Ask yourself: Am I engaging my people to their full potential?
"A leader helps others to reach their full leadership potential."
- Artika Tyner
As a Talent Acquisition, Development, and Management professional, I have seen too many scenarios where organizations want to have conversations about "what they can do better" after critical, undermined, underdeveloped, underutilized, and underestimated talent have handed in their resignation notices to move on to better opportunities.
You will not know whether someone under your leadership is ready to take on greater responsibility or complexity if you don't trust, equip, and engage them at that level of responsibility and complexity.

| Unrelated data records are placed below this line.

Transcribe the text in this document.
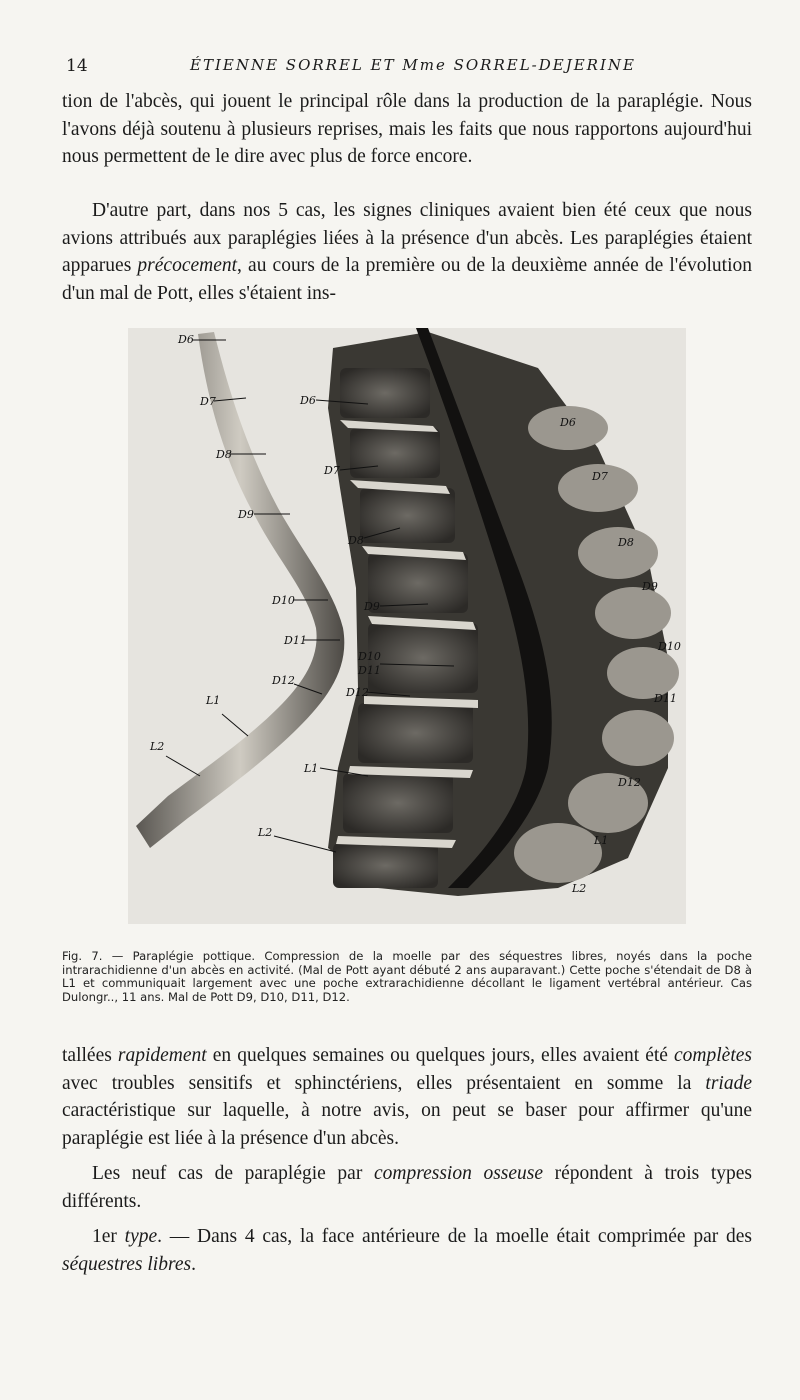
14	ÉTIENNE SORREL ET Mme SORREL-DEJERINE

tion de l'abcès, qui jouent le principal rôle dans la production de la paraplégie. Nous l'avons déjà soutenu à plusieurs reprises, mais les faits que nous rapportons aujourd'hui nous permettent de le dire avec plus de force encore.

D'autre part, dans nos 5 cas, les signes cliniques avaient bien été ceux que nous avions attribués aux paraplégies liées à la présence d'un abcès. Les paraplégies étaient apparues précocement, au cours de la première ou de la deuxième année de l'évolution d'un mal de Pott, elles s'étaient ins-

D6
D7
D8
D9
D10
D11
D12
L1
L2
D6
D7
D8
D9
D10
D11
D12
L1
L2
D6
D7
D8
D9
D10
D11
D12
L1
L2

Fig. 7. — Paraplégie pottique. Compression de la moelle par des séquestres libres, noyés dans la poche intrarachidienne d'un abcès en activité. (Mal de Pott ayant débuté 2 ans auparavant.) Cette poche s'étendait de D8 à L1 et communiquait largement avec une poche extrarachidienne décollant le ligament vertébral antérieur. Cas Dulongr.., 11 ans. Mal de Pott D9, D10, D11, D12.

tallées rapidement en quelques semaines ou quelques jours, elles avaient été complètes avec troubles sensitifs et sphinctériens, elles présentaient en somme la triade caractéristique sur laquelle, à notre avis, on peut se baser pour affirmer qu'une paraplégie est liée à la présence d'un abcès.

Les neuf cas de paraplégie par compression osseuse répondent à trois types différents.

1er type. — Dans 4 cas, la face antérieure de la moelle était comprimée par des séquestres libres.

This results in people being overlooked for development opportunities, stagnating in the same position and pay, not because of lack of capacity, but because leaders did not give them the opportunity to showcase their potential, and therefore underestimated their readiness to take on more.
Ask yourself: Could there be someone that could be ready for next-level growth and I don't know it?
Dr. Myles Munroe said:
"Leadership success is measured by the success of your successor."
Unless you equip, empower, and engage those that can take over your roles and responsibilities, you will always be shackled to your position and present potential.
The key to achieving your next-level growth and impact lies in how effective you can get out of your people's way to allow them to thrive and in turn, help you lead today.
Don't stunt your development by not being able to rest, take a break, develop yourself, and consider greater opportunities because you won't invest in people you can trust and entrust more.
This is the only way you can in turn explore what else could be in store for you.
Ask yourself: Am I overstaying my tenure because I don't trust that I have the people who can take over, safeguard, and grow my legacy?
The Power of Trust
I didn't finish telling you what happened to the colleague I took a risk on - he rose up to the occasion. The simple act of trusting him made him choose to change his work ethic and presentation to become what we showed him that we believed he already was.
That is the power of showing trust by letting go of, rather than keeping a hold on, those under your leadership influence.